Andrei Alexandrescu needs to read this

Wed Oct 23 23:51:16 UTC 2019

On Wed, Oct 23, 2019 at 04:22:08PM -0700, Walter Bright via Digitalmars-d wrote:
> On 10/23/2019 3:03 PM, Jonathan Marler wrote:
> > What I find funny is that there are alot of clever tricks you can do
> > to make your code execute less operations, but with modern CPUs it's
> > more about making your code more predictable so that the cache can
> > predict what to load next and which branches you're more likely to
> > take.  So in a way, as CPUs get smarter, you want to make your code
> > "dumber" (i.e .  more predictable) in order to get the best
> > performance.  When hardware was "dumber", it was better to make your
> > code smarter.  An odd switch in paradigms.

Indeed!  In the old days it was all about minimizing instructions. But
nowadays, minimizing instructions may make your code perform worse if
you increased the number of branches, thereby causing more branch
hazards.

On the flip side, some good optimizers can eliminate branch hazards in
certain cases, e.g.:

	bool cond;
	x = cond ? y+1 : y;

can be rewritten by the optimizer as:

	x = y + cond;

which allows for a branchless translation into machine code.
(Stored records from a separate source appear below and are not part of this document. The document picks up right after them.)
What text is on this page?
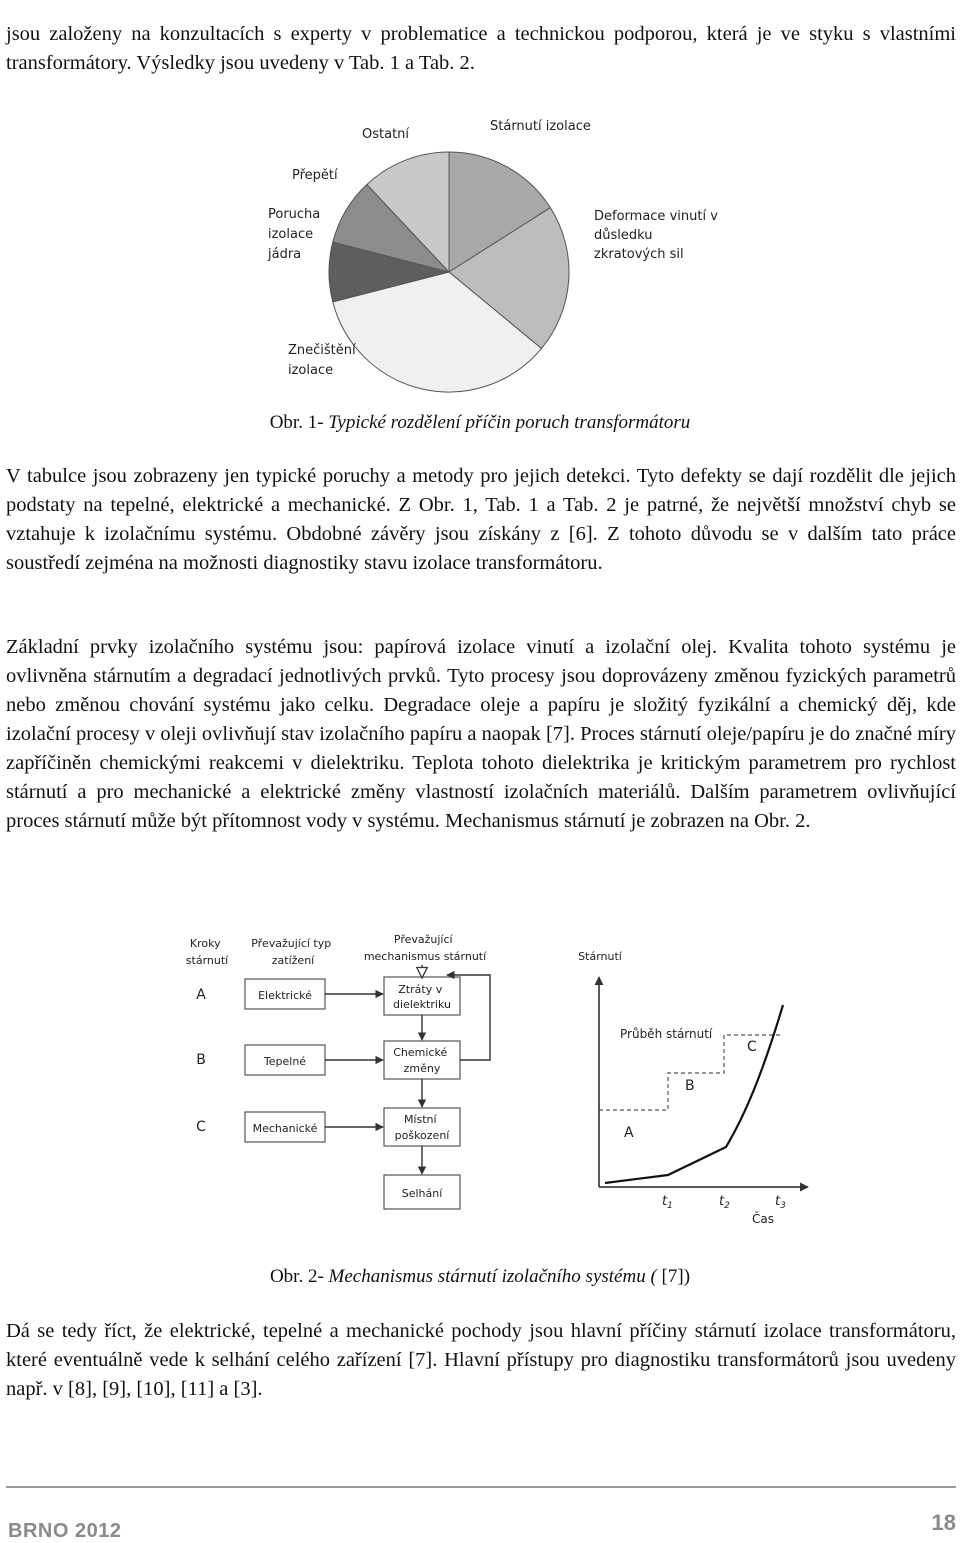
jsou založeny na konzultacích s experty v problematice a technickou podporou, která je ve styku s vlastními transformátory. Výsledky jsou uvedeny v Tab. 1 a Tab. 2.

Stárnutí izolace
Deformace vinutí v důsledku zkratových sil
Znečištění izolace
Porucha izolace jádra
Přepětí
Ostatní
Obr. 1- Typické rozdělení příčin poruch transformátoru

V tabulce jsou zobrazeny jen typické poruchy a metody pro jejich detekci. Tyto defekty se dají rozdělit dle jejich podstaty na tepelné, elektrické a mechanické. Z Obr. 1, Tab. 1 a Tab. 2 je patrné, že největší množství chyb se vztahuje k izolačnímu systému. Obdobné závěry jsou získány z [6]. Z tohoto důvodu se v dalším tato práce soustředí zejména na možnosti diagnostiky stavu izolace transformátoru.

Základní prvky izolačního systému jsou: papírová izolace vinutí a izolační olej. Kvalita tohoto systému je ovlivněna stárnutím a degradací jednotlivých prvků. Tyto procesy jsou doprovázeny změnou fyzických parametrů nebo změnou chování systému jako celku. Degradace oleje a papíru je složitý fyzikální a chemický děj, kde izolační procesy v oleji ovlivňují stav izolačního papíru a naopak [7]. Proces stárnutí oleje/papíru je do značné míry zapříčiněn chemickými reakcemi v dielektriku. Teplota tohoto dielektrika je kritickým parametrem pro rychlost stárnutí a pro mechanické a elektrické změny vlastností izolačních materiálů. Dalším parametrem ovlivňující proces stárnutí může být přítomnost vody v systému. Mechanismus stárnutí je zobrazen na Obr. 2.

Kroky stárnutí
Převažující typ zatížení
Převažující mechanismus stárnutí	Stárnutí
A
B
C
Elektrické
Tepelné
Mechanické
Ztráty v dielektriku
Chemické změny
Místní poškození
Selhání
Průběh stárnutí
A
B
C
$t_1$	$t_2$	$t_3$
Čas
Obr. 2- Mechanismus stárnutí izolačního systému ( [7])

Dá se tedy říct, že elektrické, tepelné a mechanické pochody jsou hlavní příčiny stárnutí izolace transformátoru, které eventuálně vede k selhání celého zařízení [7]. Hlavní přístupy pro diagnostiku transformátorů jsou uvedeny např. v [8], [9], [10], [11] a [3].

BRNO 2012	18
Generally, though, it's a bad idea to write this sort of optimizations
in the source code: it runs the risk of confusing the optimizer, which
may cause it to be disabled for that piece of code, resulting in poor
generated code.  It's usually better to just trust the optimizer to do
its job.

Another recent development is the occasional divergence of performance
characteristics of CPUs across members of the same family, i.e., the
same instruction on two different CPU models may perform quite
differently.  Meaning that this sort of low-level optimization is really
best left to the optimizer to optimize for the actual target CPU, rather
than to choose a fixed series of instructions in an asm block that may
perform poorly on some CPUs.  (This is also where JIT compilation can
win over static compilation, if you ship a generic binary that isn't
specifically targeted for the customer's CPU model.)

> Keep in mind that starting in the late 70's, CPUs started being
> designed around the way compilers generate code. (Before then,
> instruction sets were a wacky collection of seemingly unrelated
> instructions. Compilers like orthogonality, and specialized
> instructions to do things like stack frame setup / teardown.)
> 
> This means that unusual instruction sequences tend to perform less
> well than the ordinary stuff a compiler generates.

Yeah, nowadays with microcode, you can't trust the surface appearance of
the assembly instructions anymore. What looks like the same number of
instructions can have very different performance characteristics
depending on how it's actually implemented in the microcode.

> It's also true that code optimizers are tuned to what the local C/C++
> compiler generates, even if the optimizer is designed to work with
> multiple diverse languages.

Interesting, I didn't know this.

T

-- 
Guns don't kill people. Bullets do.